DEBATTE
: Liberalität und Selbstbindung

■ Der Paragraph 218 und das Problem der fehlenden öffentlichen Moral

Die meisten ausländischen Beobachter, die im Gefolge der siegreichen Alliierten durch das geschlagene Deutschland reisten, bemerkten verstört, wie wenig moralische Substanz in den Menschen steckte, und notierten die Unfähigkeit der Deutschen, selbst nach dem Zusammenbruch des totalitären Regimes von sich aus eine Unterscheidung zwischen Gut und Böse zu treffen.

Moralische Wüste — fehlende Liberalität

Die moralische Wüste, die Unfähigkeit, sich dem „tatsächlich Geschehenen zu stellen und sich damit abzufinden“ (Arendt) und, das ist das Wichtigste, eine Sprache dafür zu finden, das alles hat die Bildung eines demokratischen Diskurses verhindert, aufgrund dessen sich andere moralische Maßstäbe als die traditionell deutschen hätten herausbilden können. Traditionell deutsch ist eine Politik, die die Würde des Menschen und internationale Konventionen zu deren Schutz nicht besonders hoch achtet. In der praktischen Politik nicht, handle es sich nun um den Ersteinsatz von Giftgas im Ersten Weltkrieg oder auch um die Vernichtungspolitik des Dritten Reiches gegen seine Feinde. Und im geistig- kulturellen Überbau nicht, denn das Land, in dem ein Lessing oder ein Kant lebten, brachte doch nie eine geistig-kulturell bestimmende Schicht von Politikern und Intellektuellen hervor, die kollektivistisch- säkularen Ideologien gegenüber widerständig gewesen wäre. Dem Ruf des Vaterlandes, und sei es auch das der Weltrevolution, vermochten sich die allermeisten eben nicht zu entziehen. In der Nachkriegszeit konnte die Kategorie des Eigennutzes dank westalliierter Nachhilfe zu stärkerer Bedeutung gelangen. Jedoch folgt auch der Eigennutz einer Logik, die von außen die Politik auflöst, allerdings indem sie sie utilitaristischen Gesichtspunkten unterwirft.

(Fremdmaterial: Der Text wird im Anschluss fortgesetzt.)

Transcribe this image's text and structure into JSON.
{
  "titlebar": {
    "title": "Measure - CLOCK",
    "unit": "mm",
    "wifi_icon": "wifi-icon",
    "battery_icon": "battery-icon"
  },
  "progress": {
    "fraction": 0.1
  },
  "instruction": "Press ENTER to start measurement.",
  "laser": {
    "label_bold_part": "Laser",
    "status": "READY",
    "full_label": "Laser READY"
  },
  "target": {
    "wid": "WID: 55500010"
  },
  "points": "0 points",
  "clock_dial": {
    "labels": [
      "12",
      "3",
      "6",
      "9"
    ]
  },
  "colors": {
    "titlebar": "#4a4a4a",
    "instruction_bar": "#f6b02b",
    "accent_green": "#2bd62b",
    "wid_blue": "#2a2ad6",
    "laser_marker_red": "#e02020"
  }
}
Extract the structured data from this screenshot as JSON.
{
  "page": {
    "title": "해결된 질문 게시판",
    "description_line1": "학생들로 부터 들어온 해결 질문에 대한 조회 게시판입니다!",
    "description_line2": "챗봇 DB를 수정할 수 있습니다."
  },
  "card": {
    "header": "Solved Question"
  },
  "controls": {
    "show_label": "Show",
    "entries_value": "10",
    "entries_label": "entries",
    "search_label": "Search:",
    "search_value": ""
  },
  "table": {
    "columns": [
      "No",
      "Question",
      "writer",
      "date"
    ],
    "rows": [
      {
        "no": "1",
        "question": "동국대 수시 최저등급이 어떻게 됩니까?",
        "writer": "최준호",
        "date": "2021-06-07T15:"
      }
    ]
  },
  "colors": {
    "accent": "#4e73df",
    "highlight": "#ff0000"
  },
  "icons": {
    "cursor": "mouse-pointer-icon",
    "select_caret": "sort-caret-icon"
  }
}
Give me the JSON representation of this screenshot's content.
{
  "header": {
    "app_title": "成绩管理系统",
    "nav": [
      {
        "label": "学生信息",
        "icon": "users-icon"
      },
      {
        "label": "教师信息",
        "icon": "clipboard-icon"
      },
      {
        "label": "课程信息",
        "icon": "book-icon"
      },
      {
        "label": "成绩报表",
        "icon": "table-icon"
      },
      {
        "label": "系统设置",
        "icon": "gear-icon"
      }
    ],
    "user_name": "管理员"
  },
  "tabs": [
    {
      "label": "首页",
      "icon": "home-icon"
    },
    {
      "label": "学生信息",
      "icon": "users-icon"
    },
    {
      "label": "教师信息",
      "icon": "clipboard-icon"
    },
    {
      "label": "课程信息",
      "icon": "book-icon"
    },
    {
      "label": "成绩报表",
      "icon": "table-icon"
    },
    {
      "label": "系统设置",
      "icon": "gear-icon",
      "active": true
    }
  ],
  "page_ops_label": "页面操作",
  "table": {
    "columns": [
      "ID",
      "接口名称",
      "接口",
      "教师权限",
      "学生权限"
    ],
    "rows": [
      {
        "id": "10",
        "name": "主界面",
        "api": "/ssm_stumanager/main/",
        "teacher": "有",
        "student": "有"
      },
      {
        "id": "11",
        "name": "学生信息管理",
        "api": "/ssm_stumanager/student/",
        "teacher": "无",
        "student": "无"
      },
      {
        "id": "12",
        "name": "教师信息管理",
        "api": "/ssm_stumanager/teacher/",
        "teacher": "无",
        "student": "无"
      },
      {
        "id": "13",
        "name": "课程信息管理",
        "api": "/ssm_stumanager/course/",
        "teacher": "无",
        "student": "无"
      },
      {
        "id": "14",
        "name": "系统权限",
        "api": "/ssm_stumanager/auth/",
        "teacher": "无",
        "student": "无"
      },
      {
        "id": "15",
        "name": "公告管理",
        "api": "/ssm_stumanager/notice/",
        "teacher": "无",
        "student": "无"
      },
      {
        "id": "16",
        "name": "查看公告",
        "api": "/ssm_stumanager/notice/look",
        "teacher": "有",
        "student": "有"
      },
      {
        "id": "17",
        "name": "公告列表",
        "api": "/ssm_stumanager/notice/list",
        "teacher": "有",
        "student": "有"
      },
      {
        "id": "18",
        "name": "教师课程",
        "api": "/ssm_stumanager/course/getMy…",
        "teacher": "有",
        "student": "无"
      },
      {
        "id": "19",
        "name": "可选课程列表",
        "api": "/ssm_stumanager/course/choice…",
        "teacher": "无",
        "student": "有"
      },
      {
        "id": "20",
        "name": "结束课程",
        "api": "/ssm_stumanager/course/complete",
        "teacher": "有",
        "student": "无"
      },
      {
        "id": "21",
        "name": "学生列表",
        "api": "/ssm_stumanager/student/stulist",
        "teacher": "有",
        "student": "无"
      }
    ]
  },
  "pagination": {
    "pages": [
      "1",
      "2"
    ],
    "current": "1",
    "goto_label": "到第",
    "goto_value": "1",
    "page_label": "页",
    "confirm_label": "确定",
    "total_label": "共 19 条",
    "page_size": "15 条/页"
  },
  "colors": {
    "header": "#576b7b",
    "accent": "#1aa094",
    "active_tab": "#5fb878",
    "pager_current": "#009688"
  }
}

Es ist typisch, daß hierzulande die Qualität der Politik daran gemessen wird, ob und wie sie den Eigennutz übersteigt und einer, emphatisch verstandenen, „Wahrheit“ zum Durchbruch verhilft. In dieser Deutschen Ideologie setzt sich die traditionelle Verachtung für die Individuen und öffentliche Moral fort. Denn sie bestreitet den Menschen das Recht, Entscheidungen zu treffen, ja oder nein zu sagen, „gut“ oder „böse“ zu sein. Aber gerade das, ihre Freiheit zum Unterschied, macht das Menschliche aus. Oder, wie es Hannah Arendt gesagt hat: „Die Mehrzahl ist das Gesetz der Erde.“ Und eben die Sphäre, in der sich diese Unterschiedlichkeit der Menschen artikulieren kann, ist die Politik. Hier ist der Ort, an dem sich so etwas wie eine öffentliche Moral bilden kann, die im freiwilligen Respekt für und vor dem Anderen besteht.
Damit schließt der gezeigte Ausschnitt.